Klar gescheitert ist hingegen das deutsch-russische Gaspipeline-Projekt Nordstream 2, das die deutsche Regierung trotz der völkerrechtswidrigen Annexion der Krim durch Russland weiter betrieb. Noch zu Beginn seiner Amtszeit verteidigte Scholz Nordstream 2 als reines „Wirtschaftsprojekt“. Die Aussetzung des Projekts mit Beginn des Ukraine-Kriegs führte zu dramatischen Energieengpässen in Deutschland. 

Der Lithium-Deal mit Serbien hat für die EU und für Deutschland mehrere Vorteile.
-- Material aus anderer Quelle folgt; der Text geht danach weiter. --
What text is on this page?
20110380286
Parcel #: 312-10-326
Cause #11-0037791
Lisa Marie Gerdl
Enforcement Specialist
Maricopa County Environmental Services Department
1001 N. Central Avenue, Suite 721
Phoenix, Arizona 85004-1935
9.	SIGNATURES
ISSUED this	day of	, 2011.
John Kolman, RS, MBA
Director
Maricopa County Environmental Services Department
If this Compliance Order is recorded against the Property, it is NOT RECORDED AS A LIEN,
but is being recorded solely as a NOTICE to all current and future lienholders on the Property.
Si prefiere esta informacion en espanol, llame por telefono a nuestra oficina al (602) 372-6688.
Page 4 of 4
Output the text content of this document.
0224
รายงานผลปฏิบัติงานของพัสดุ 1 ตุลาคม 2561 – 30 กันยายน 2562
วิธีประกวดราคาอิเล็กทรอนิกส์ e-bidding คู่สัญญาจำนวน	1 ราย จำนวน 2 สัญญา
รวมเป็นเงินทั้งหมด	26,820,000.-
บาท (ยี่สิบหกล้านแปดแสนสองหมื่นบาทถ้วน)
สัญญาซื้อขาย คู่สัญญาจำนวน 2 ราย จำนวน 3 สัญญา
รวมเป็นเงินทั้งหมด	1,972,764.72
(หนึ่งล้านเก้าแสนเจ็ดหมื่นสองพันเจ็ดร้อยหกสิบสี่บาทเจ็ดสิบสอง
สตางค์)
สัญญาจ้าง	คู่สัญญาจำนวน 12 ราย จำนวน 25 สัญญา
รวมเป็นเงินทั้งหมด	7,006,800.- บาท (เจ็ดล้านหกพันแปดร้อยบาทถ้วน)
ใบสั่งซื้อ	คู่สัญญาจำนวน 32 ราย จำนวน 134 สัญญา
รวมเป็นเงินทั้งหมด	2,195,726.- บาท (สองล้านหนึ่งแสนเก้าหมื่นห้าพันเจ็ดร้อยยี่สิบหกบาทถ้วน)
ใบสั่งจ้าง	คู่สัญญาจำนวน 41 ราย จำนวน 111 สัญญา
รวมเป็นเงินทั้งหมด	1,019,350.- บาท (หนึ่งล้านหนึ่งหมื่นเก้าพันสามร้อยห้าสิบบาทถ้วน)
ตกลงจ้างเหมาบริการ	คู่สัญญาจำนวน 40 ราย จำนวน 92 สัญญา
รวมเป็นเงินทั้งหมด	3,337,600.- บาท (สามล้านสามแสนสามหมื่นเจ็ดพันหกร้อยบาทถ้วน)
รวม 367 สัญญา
Er verringert nicht nur bei Lithium-Importen die Abhängigkeit von China, sondern erhöht durch den australischen Betreiber auch die Chancen, dass beim Abbau des Leichtmetalls internationale Standards des Umweltschutzes eingehalten werden. Umgekehrt trägt er zur Stabilisierung der Regierung Vučić bei und verleiht dem serbischen Präsidenten mehr Macht. 

„Selbstverständlich macht es Sinn, den Zugang zu wichtigen Rohstoffen durch strategische Partnerschaften zu sichern. Sich diese Sicherheit ausgerechnet durch eine Partnerschaft mit der serbischen Regierung zu erhoffen, ist allerdings riskant“, sagt Matthias Ecker-Ehrhardt, Professor für Internationale Beziehungen an der Universität Bamberg. Eine solche Partnerschaft gebe der serbischen Regierung „einen starken Trumpf“ in die Hand, den diese bei nächster Gelegenheit wird ausspielen können – etwa, um der serbischen Ablehnung eines souveränen Kosovo Nachdruck zu verleihen, oder auch, um sich diplomatische Nachsicht für die Unterstützung serbischer Nationalisten im Kosovo und der Srpska zu erkaufen.  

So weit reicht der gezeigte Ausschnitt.